A poem which is written seemingly in one metric measure will be found, when read aloud with proper feeling, to have several. Contrast the last stanza with the third from the last of “In a Year” (p. [201]), and one feels that the third from the last has the stronger iambic movement. This possibly expresses hope, or impetuous longing, while the last, returning to the trochee, expresses intense despair. At any rate, these two stanzas cannot be read alike. Of course, a different conception on the part of the reader would affect the metre. The interpreter must take such hints as he finds, complete them by his imagination, and so assimilate the poem as to express its metre adequately by the voice. The living voice is the only revealer, as the ear is the only true judge, of metre.
In “Confessions” (p. [7]), the waking of the sick man, his confusion, his uncertainty whether he has heard aright, and his repetition of the words of his visitor, are given with trochaic movement, while his own conviction and answer are given in iambics; yet his story, possibly on account of the tenderness of recollections, frequently returns to the trochaic movement.
In the same way, to his question
“... Is the curtain blue
Or green to a healthy eye?”
he gives a slightly trochaic effect as a recognition of his own sick condition. A positive settling of the question by his own illustration is indicated by the emphasis of the iambic movement in the next line.
These are illustrations only. Two persons who have thoroughly assimilated the spirit of a poem, may not completely agree concerning its metre. It is not necessary nor best that they should. There are delicate variations which show spontaneously the difference in the realization of the two readers.

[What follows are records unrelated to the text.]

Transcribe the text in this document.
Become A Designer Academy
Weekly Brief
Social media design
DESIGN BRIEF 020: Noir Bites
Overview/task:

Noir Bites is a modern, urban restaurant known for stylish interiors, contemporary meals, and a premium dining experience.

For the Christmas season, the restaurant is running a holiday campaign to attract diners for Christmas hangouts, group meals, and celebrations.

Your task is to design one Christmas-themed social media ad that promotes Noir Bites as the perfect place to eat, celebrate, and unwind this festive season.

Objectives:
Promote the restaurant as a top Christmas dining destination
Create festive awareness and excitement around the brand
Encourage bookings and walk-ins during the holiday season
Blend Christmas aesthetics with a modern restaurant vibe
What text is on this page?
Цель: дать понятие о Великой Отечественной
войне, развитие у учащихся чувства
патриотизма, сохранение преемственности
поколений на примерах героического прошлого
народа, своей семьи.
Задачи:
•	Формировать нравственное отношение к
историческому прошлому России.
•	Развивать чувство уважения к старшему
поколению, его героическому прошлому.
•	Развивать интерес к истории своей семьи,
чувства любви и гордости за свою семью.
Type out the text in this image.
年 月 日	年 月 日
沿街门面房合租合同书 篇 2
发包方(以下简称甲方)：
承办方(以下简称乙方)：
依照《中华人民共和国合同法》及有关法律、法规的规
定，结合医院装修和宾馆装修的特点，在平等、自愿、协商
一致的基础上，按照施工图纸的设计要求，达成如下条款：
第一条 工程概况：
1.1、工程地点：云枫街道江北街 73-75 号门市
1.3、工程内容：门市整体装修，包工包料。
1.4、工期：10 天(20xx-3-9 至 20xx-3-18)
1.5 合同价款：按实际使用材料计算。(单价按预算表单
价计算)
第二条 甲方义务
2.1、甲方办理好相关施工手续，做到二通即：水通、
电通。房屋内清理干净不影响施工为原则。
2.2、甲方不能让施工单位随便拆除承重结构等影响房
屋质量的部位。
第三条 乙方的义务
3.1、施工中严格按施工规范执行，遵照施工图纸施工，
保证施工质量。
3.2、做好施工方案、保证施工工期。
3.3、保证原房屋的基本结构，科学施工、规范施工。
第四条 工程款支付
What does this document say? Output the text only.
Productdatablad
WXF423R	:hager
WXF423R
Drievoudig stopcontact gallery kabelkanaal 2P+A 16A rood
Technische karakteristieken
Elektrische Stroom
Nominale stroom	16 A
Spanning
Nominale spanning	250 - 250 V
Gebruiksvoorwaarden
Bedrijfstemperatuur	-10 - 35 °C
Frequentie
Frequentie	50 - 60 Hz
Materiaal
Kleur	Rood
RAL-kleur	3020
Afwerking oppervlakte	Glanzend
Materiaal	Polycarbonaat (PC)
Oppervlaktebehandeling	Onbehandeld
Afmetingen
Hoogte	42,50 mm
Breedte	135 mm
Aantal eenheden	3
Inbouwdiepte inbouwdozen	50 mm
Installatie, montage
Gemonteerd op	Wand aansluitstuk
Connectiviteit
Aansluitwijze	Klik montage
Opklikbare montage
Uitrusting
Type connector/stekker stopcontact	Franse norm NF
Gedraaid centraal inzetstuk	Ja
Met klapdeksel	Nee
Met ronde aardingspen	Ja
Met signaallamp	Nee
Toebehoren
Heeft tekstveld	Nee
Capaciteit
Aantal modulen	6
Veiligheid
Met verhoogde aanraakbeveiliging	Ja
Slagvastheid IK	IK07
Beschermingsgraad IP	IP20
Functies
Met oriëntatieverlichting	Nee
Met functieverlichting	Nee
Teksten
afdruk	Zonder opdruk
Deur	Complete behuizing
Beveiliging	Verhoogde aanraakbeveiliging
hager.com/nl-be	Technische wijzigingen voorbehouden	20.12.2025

Such personal variations, however, which result from peculiar experiences and types of character, must not be confused with the careless breaking of the metre which we hear from all our actors and public readers. The latter is the result of ignorance and lack of understanding and realization. The late Henry A. Clapp, criticizing a prominent actor in “Julius Cæsar,” broke forth in a kind of despair and said: “After all, where could he go to find adequate methods for the development of a true sense of metre?”